A Technique for Isolating Lexically-Independent Phonetic Dependencies in Generative CNNs
Introduction
The paper investigates the capacity of generative convolutional neural networks (CNNs) to represent phonotactic generalizations independently from lexical constraints. Phonotactics play a crucial role in determining acceptable sound sequences, often operating independently of the lexicon. The study does not just focus on the conventional fully-connected layer (FC) of CNNs but proposes a method to bypass it for uncovering phonetic generalizations in a lexically-invariant manner.
Methodology
Model Architecture and Training
The research employs a WaveGAN-based generative model architecture, with a particular innovation of exploiting convolutional blocks over the traditional FC layers. The key hypothesis is that convolutional layers, due to their inherent translation-invariance, can capture phonetic dependencies without being anchored to fixed lexical templates. By drastically reducing the number of channels in the FC — from 1024 to 8 — the study introduces a bottleneck ensuring significant compression of information, thereby hypothesizing a model which simplifies the resultant phonetic interpretations.
Experimentation
Two sets of models were trained on distinct training data comprising words with varying phonotactic restrictions. The pivotal experiment involves bypassing the FC by injecting random feature maps into the convolutional layers, potentially revealing patterns of linguistic generalization not constrained by lexical configurations.

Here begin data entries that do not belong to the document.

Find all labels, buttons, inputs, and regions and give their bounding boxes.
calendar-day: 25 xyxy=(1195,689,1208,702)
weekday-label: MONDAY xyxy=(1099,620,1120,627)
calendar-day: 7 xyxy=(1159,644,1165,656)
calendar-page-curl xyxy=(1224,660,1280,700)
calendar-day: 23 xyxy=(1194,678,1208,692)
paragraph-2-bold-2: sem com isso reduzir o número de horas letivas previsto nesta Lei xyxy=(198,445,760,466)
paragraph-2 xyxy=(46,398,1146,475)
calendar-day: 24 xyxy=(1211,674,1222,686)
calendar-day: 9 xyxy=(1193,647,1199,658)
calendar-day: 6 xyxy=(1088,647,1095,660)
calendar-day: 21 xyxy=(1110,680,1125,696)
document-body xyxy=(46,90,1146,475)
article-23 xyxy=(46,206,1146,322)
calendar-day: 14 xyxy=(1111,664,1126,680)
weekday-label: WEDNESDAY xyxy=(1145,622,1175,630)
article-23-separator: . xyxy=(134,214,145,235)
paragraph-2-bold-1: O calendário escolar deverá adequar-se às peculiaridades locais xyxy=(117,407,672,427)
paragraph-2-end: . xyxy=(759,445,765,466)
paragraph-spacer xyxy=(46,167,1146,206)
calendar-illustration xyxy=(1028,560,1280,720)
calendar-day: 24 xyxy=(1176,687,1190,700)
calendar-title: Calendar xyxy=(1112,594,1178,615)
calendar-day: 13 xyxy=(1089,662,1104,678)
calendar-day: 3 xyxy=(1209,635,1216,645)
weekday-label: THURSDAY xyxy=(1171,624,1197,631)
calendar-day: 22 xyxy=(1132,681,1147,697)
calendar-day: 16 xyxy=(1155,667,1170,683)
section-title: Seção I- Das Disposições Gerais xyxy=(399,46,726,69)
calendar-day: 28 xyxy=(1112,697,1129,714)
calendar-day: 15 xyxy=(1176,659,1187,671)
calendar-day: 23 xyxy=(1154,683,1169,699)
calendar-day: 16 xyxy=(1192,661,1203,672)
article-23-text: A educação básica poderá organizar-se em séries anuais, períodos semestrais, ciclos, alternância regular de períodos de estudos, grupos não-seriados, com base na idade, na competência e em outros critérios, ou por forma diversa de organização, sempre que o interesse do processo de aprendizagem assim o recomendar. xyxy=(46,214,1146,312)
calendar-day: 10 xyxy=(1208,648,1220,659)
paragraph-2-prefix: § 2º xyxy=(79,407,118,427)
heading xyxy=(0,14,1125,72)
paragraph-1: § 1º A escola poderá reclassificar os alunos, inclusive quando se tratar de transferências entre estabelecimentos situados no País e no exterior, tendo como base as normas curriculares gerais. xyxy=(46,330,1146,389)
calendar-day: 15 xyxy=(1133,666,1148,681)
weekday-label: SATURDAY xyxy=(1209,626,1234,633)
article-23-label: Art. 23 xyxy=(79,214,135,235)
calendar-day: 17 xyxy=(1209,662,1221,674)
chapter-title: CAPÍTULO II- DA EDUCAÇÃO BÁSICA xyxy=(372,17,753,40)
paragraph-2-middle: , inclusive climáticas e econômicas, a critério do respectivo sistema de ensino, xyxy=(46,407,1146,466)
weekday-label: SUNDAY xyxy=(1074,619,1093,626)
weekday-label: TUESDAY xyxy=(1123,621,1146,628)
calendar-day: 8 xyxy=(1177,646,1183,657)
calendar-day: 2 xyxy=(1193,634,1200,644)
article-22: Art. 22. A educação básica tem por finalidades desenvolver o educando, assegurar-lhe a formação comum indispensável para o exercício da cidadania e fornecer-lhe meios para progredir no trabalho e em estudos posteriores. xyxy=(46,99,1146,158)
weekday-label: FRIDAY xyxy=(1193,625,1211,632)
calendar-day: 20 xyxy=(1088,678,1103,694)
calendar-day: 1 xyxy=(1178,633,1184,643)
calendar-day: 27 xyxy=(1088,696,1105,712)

Figure 1: Schematic of ciwGAN architecture, illustrating the bypassing of the FC for generating feature maps from a uniform distribution.
Results
Qualitative and Quantitative Observations
The models with a narrow FC bottleneck successfully produced linguistically interpretable outputs. Specifically, the 8-channel model demonstrated variability and structured waveforms (Figure 2). In contrast, models with the original 1024-channels failed to generate meaningful phonetic patterns, suggesting that the 1024-channel architecture might overfit to its training conditions.
Figure 2: Generator architecture in WaveGAN-based models, highlighting architecture changes from 1024x16 to 8x16.
Phonotactic Generalization
Interestingly, the results revealed that without the FC, the generalization patterns of phonetic dependencies were preserved, demonstrating that the convolutional layers alone can capture certain phonotactic restrictions. This finding was evidenced by consistent VOT measures across the 8-channel model outputs, aligning with the training data (Figure 3).
Figure 3: Direct comparison of spectrograms showing the notable difference between 8ch and 1024ch model outputs in Conv-only conditions.
Implications
The results illustrate that convolutional layers can encode phonotactic-like structures independently, aligning with linguistic data even in the absence of FC-imposed lexical structures. This offers an interpretative advantage for phonological cognitive modeling, suggesting that simpler, reduced-dimension FC models might better simulate certain cognitive aspects of speech production. These findings encourage further exploration into reducing model complexity for enhanced interpretability and cognitive realism, particularly in CNNs used for linguistic tasks.
Conclusion
This study presents a novel method for investigating lexically-independent phonetic dependencies in CNNs by modifying the architecture to reduce FC involvement. The evidence suggests convolutional layers effectively model local phonetic patterns, supporting potential applications in linguistic and cognitive modeling. This approach may be expanded further to explore latent space behaviors and interpretability in generative models, advancing our understanding of phonological processing in AI.